If not treated rapidly, sinus zygomycosis can lead to catastrophic outcomes:

  • Orbital involvement – cellulitis, abscess, loss of vision, or cavernous sinus thrombosis.
  • Intracranial extension – meningitis, brain abscess, cerebral infarction from vascular invasion.
  • Skull‑base osteomyelitis – painful, progressive bone destruction.
  • Facial necrosis and disfiguration – may require reconstructive surgery.
  • Renal failure – from high‑dose amphotericin or systemic sepsis.
  • Septic shock and death – mortality remains high in delayed or incomplete therapy.

When to Seek Emergency Care

Call 911 or go to the nearest emergency department immediately if you experience any of the following:
  • Sudden vision loss or double vision in one eye.
  • Severe, rapidly worsening facial swelling or black necrotic tissue inside the nose or on the palate.
  • High fever (>38.5 °C / 101.3 °F) with severe headache or confusion.
  • Difficulty breathing, severe facial pain that spreads to the forehead or eye, or facial numbness.
  • Signs of diabetic ketoacidosis (nausea, vomiting, rapid breathing, fruity‑smelling breath) combined with sinus symptoms.

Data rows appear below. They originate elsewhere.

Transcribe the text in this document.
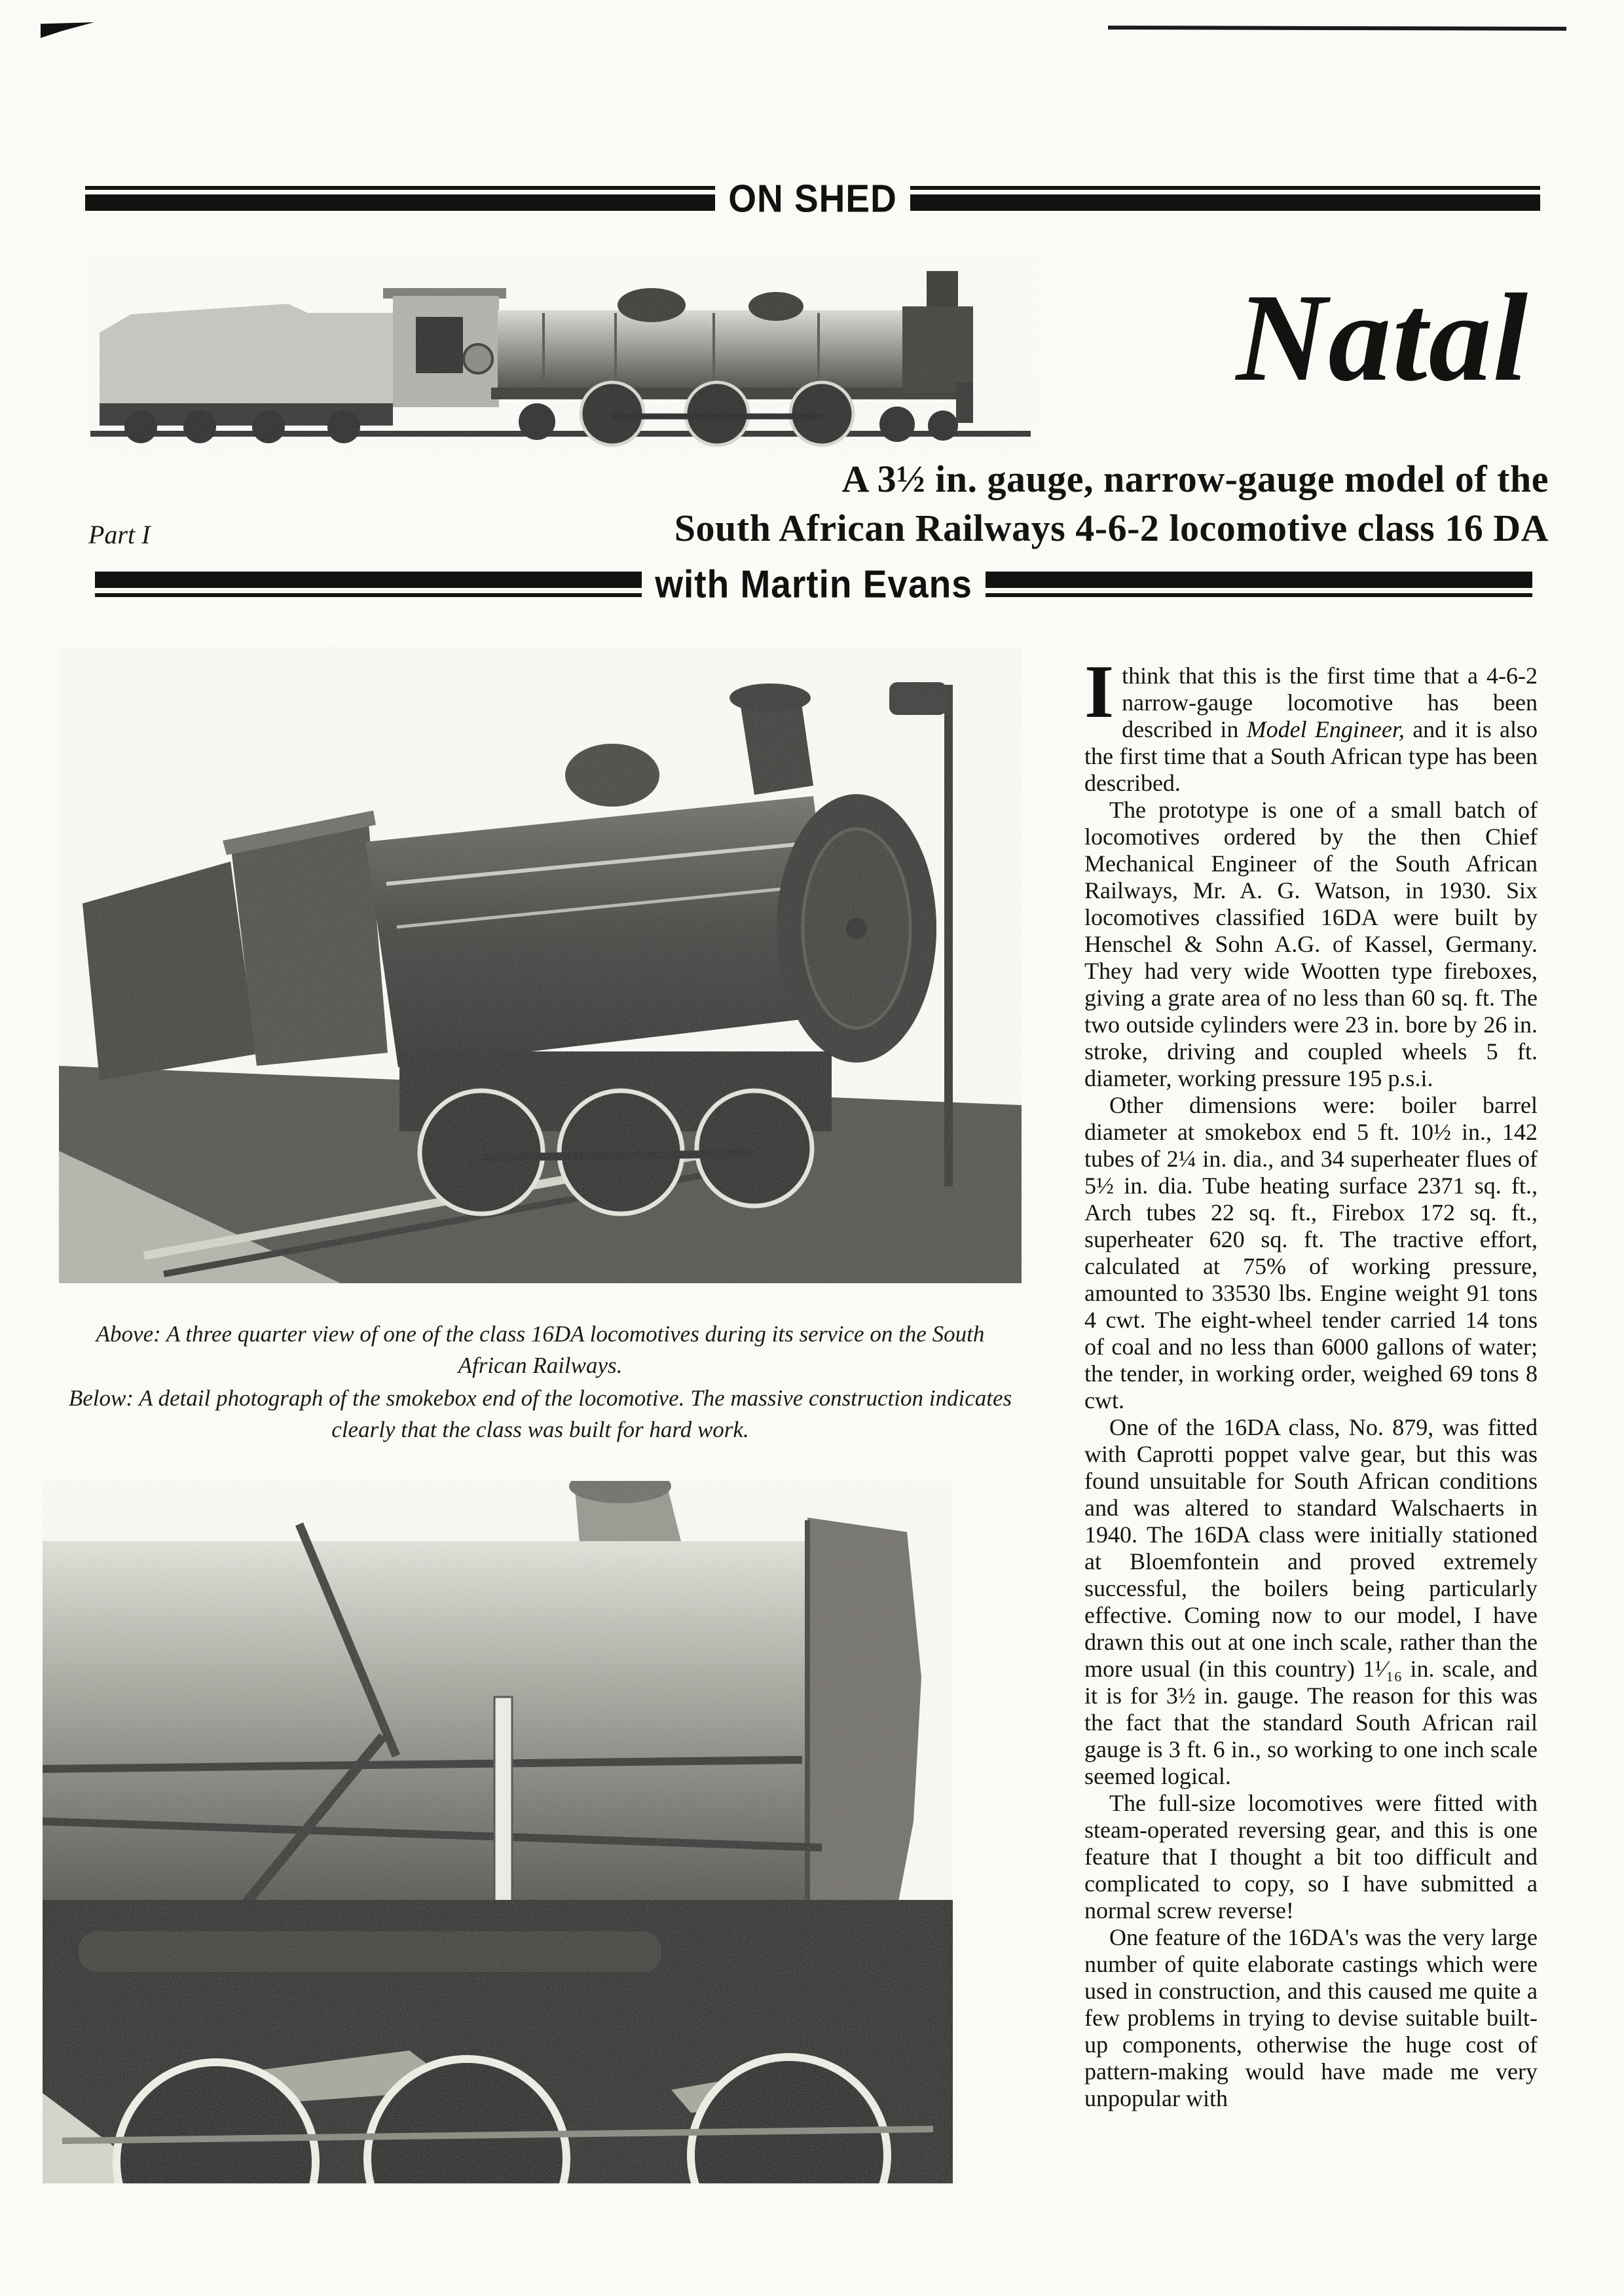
ON SHED
Natal
A 3½ in. gauge, narrow-gauge model of the
South African Railways 4-6-2 locomotive class 16 DA
Part I
with Martin Evans

Ithink that this is the first time that a 4-6-2 narrow-gauge locomotive has been described in Model Engineer, and it is also the first time that a South African type has been described.

The prototype is one of a small batch of locomotives ordered by the then Chief Mechanical Engineer of the South African Railways, Mr. A. G. Watson, in 1930. Six locomotives classified 16DA were built by Henschel & Sohn A.G. of Kassel, Germany. They had very wide Wootten type fireboxes, giving a grate area of no less than 60 sq. ft. The two outside cylinders were 23 in. bore by 26 in. stroke, driving and coupled wheels 5 ft. diameter, working pressure 195 p.s.i.

Other dimensions were: boiler barrel diameter at smokebox end 5 ft. 10½ in., 142 tubes of 2¼ in. dia., and 34 superheater flues of 5½ in. dia. Tube heating surface 2371 sq. ft., Arch tubes 22 sq. ft., Firebox 172 sq. ft., superheater 620 sq. ft. The tractive effort, calculated at 75% of working pressure, amounted to 33530 lbs. Engine weight 91 tons 4 cwt. The eight-wheel tender carried 14 tons of coal and no less than 6000 gallons of water; the tender, in working order, weighed 69 tons 8 cwt.

One of the 16DA class, No. 879, was fitted with Caprotti poppet valve gear, but this was found unsuitable for South African conditions and was altered to standard Walschaerts in 1940. The 16DA class were initially stationed at Bloemfontein and proved extremely successful, the boilers being particularly effective. Coming now to our model, I have drawn this out at one inch scale, rather than the more usual (in this country) 1¹⁄₁₆ in. scale, and it is for 3½ in. gauge. The reason for this was the fact that the standard South African rail gauge is 3 ft. 6 in., so working to one inch scale seemed logical.

The full-size locomotives were fitted with steam-operated reversing gear, and this is one feature that I thought a bit too difficult and complicated to copy, so I have submitted a normal screw reverse!

One feature of the 16DA's was the very large number of quite elaborate castings which were used in construction, and this caused me quite a few problems in trying to devise suitable built-up components, otherwise the huge cost of pattern-making would have made me very unpopular with

Above: A three quarter view of one of the class 16DA locomotives during its service on the South African Railways.
Below: A detail photograph of the smokebox end of the locomotive. The massive construction indicates clearly that the class was built for hard work.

Time is critical—early treatment dramatically improves survival and preserves function.

References

  1. Walsh TJ, et al. “Mucormycosis.” Clin Microbiol Rev. 2020;33(4):e00169-19.
  2. Johnston R, et al. “Epidemiology of invasive fungal sinusitis.” J Infect Dis. 2021;223(7):1152‑1161.
  3. Roden MM, et al. “Invasive mucormycosis: outcomes of combined medical and surgical therapy.” Clin Infect Dis. 2022;75(2):250‑258.
  4. Spellberg B, et al. “Zygomycosis: an emerging infection among diabetics.” Diabetes Care. 2019;42(4):712‑718.
  5. European Confederation of Medical Mycology (ECMM) and International Society for Human and Animal Mycology (ISHAM). “Definitions and standards for diagnosis of mucormycosis.” Lancet Infect Dis. 2021;21(12):e497‑e505.